Aku anak dari seorang perempuan yang terlalu kuat untuk mengeluh dan terlalu sabar untuk marah. Aku juga anak dari seorang pria yang namanya selalu disebut dengan kebanggaan, namun hanya hidup dalam kenangan.

Sejak kecil aku tumbuh dalam bayang-bayang ayahku yang gugur sebelum sempat menggendongku. Ibuku membesarkanku sendiri, menyematkan namanya dan kenangan tentang ayah dalam setiap langkahku. Aku tumbuh dengan satu tujuan—menjadi seperti dia. Seorang perwira.

Karya ini diterbitkan atas izin NovelToon kaka_21, isi konten hanyalah pandangan pribadi pembuatnya, tidak mewakili NovelToon sendiri

Bab 30: Menuju Hari H

Pagi itu, sinar matahari menerobos lembut lewat jendela kamar Cakra. Suasana rumah mulai terasa berbeda lebih hidup, lebih sibuk. Di ruang tamu, Dita tampak duduk di depan meja kecil yang penuh dengan buku catatan, daftar tamu, dan brosur gedung pernikahan. “Cak, minggu depan kamu fitting jas ya. Undangan juga udah harus dicetak hari Kamis,” ujar Dita sambil menandai kalender. Dari sudut lain, Gahar terlihat membuka map berisi dokumen. Ia meneliti satu per satu dengan teliti, memastikan dokumen administrasi untuk pernikahan—KTP, KK, surat nikah orang tua, hingga surat pengantar dari RT/RW—lengkap dan tidak ada yang tertinggal.

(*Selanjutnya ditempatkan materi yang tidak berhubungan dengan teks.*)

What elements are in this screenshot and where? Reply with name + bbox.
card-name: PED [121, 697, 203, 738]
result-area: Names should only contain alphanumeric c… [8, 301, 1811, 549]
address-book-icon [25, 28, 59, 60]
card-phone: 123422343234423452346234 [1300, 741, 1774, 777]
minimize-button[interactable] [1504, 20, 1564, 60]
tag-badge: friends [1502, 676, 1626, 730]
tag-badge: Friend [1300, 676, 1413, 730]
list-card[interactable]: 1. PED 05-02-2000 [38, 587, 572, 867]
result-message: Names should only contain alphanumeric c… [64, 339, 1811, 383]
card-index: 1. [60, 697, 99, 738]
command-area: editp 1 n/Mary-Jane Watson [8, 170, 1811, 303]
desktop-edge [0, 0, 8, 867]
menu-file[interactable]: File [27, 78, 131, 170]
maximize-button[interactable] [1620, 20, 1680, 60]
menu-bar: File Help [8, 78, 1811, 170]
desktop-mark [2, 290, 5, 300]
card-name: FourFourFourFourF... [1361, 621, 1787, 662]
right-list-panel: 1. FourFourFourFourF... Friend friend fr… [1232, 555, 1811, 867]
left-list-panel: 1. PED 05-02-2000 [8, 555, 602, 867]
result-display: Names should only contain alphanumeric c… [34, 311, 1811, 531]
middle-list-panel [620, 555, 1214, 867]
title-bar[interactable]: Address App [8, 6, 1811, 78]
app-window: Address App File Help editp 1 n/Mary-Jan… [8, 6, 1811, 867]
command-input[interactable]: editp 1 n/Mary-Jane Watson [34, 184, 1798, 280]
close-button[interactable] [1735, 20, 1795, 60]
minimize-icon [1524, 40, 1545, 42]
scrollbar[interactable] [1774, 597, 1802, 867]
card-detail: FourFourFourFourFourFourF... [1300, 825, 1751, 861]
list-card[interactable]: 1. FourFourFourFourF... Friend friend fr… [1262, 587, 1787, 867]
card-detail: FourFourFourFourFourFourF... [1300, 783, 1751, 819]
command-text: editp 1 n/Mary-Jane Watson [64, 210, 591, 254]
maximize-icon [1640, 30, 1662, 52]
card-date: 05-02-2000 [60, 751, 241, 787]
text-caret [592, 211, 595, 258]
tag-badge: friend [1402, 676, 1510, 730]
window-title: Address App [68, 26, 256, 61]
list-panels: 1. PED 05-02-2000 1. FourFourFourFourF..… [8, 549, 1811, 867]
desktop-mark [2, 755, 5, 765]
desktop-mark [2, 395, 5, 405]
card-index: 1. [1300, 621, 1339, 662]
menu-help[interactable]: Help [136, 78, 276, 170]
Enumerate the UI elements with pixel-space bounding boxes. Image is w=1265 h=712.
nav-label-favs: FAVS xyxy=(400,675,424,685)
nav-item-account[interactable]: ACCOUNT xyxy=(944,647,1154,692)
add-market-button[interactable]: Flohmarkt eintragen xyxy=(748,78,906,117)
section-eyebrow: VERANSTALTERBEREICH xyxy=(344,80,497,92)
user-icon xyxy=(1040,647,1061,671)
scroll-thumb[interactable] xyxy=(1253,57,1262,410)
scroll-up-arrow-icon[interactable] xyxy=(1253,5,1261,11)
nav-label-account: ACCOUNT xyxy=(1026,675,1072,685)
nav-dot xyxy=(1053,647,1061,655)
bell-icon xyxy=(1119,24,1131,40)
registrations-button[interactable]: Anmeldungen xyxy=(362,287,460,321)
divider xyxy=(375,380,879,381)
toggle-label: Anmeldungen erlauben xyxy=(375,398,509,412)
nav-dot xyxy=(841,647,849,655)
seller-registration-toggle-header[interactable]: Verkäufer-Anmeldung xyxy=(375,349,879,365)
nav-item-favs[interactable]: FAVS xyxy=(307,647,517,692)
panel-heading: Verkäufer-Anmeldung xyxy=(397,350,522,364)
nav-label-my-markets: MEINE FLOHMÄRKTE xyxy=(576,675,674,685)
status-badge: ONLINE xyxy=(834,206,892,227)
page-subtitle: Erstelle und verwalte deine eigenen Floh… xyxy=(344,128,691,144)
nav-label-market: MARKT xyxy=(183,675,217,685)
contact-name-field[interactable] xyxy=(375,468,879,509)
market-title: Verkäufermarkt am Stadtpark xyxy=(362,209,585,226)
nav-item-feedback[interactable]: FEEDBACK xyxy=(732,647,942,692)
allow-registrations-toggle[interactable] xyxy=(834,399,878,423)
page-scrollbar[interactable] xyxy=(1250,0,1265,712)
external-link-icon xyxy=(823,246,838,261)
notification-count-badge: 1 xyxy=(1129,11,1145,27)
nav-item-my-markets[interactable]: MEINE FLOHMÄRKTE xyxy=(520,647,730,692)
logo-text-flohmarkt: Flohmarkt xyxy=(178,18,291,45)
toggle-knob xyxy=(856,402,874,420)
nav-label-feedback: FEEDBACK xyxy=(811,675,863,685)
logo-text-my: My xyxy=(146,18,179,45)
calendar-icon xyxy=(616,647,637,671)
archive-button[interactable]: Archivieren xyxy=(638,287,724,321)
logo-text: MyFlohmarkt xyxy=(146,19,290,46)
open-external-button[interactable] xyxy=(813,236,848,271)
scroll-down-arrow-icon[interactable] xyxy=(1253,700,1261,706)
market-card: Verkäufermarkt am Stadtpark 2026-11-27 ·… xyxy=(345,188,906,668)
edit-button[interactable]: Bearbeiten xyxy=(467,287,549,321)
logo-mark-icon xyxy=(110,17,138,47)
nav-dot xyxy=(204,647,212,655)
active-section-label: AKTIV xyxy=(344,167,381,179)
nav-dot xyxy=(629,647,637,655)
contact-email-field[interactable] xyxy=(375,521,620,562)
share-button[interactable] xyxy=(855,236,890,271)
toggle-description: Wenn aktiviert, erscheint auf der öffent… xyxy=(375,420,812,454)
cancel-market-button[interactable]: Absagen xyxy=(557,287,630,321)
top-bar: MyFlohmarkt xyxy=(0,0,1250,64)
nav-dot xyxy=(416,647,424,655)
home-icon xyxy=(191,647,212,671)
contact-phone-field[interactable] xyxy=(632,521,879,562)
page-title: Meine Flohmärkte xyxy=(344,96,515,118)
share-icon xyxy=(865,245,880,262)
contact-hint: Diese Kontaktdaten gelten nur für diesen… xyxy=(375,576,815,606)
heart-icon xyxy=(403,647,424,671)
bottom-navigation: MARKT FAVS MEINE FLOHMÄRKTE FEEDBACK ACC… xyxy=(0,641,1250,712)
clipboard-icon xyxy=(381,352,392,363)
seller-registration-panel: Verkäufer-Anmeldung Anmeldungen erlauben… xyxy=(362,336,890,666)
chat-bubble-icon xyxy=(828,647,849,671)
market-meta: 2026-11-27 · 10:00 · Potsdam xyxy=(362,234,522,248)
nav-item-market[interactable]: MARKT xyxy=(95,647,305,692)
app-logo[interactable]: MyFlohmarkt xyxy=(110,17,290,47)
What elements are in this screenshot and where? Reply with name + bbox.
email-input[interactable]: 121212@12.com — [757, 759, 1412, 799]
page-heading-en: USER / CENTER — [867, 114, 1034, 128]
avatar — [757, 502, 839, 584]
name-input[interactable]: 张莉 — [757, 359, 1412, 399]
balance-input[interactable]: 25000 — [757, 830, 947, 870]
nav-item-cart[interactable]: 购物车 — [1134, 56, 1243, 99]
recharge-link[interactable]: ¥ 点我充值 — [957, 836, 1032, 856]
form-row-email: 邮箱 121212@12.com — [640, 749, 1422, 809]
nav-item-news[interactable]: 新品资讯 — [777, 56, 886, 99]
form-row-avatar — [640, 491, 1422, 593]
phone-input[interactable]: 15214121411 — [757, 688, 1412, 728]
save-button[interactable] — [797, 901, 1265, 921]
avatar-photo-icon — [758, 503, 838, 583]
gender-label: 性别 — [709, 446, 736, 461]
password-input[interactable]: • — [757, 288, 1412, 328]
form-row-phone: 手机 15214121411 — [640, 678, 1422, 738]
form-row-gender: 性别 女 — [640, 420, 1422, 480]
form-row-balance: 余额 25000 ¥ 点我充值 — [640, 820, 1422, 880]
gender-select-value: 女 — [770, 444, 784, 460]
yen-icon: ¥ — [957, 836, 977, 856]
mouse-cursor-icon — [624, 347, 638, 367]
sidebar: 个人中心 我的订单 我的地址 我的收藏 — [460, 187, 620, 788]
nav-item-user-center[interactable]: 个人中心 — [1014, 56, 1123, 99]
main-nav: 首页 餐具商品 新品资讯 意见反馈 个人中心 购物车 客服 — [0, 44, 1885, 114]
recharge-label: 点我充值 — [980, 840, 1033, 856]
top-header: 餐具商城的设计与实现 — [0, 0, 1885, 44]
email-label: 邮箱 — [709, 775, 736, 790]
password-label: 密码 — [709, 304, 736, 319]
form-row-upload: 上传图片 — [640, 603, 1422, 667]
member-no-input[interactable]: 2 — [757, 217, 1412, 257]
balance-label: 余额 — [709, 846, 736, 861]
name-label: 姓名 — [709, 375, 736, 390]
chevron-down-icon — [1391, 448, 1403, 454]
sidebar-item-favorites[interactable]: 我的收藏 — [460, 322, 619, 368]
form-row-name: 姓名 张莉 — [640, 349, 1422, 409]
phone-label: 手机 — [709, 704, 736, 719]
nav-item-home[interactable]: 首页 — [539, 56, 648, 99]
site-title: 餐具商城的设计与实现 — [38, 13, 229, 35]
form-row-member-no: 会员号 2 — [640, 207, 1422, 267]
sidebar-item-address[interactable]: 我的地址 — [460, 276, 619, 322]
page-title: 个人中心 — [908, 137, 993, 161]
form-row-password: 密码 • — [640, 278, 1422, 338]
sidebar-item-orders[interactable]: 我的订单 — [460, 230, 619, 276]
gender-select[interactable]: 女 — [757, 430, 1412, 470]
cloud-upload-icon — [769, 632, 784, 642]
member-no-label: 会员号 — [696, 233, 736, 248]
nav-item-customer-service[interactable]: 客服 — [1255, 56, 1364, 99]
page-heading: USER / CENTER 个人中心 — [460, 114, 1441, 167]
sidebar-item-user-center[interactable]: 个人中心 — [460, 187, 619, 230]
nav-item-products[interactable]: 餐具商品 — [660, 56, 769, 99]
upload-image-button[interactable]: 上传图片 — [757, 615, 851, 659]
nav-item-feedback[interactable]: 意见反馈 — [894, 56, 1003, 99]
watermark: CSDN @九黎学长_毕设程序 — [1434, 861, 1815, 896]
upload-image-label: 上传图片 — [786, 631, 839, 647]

“Ini udah lengkap, tapi nanti kita ke KUA buat pastiin lagi,” katanya pada Cakra yang hanya bisa mengangguk, merasa sedikit kewalahan dengan semua ini. Malam hari Setelah hari yang panjang penuh perencanaan dan obrolan keluarga, Cakra akhirnya berbaring di kamarnya. Tubuhnya kelelahan, tapi matanya tak bisa langsung terpejam.

Ia mengambil ponselnya dan mengetik:

“Udah capek belum?”

Tak lama kemudian, panggilan video dari Shifa masuk.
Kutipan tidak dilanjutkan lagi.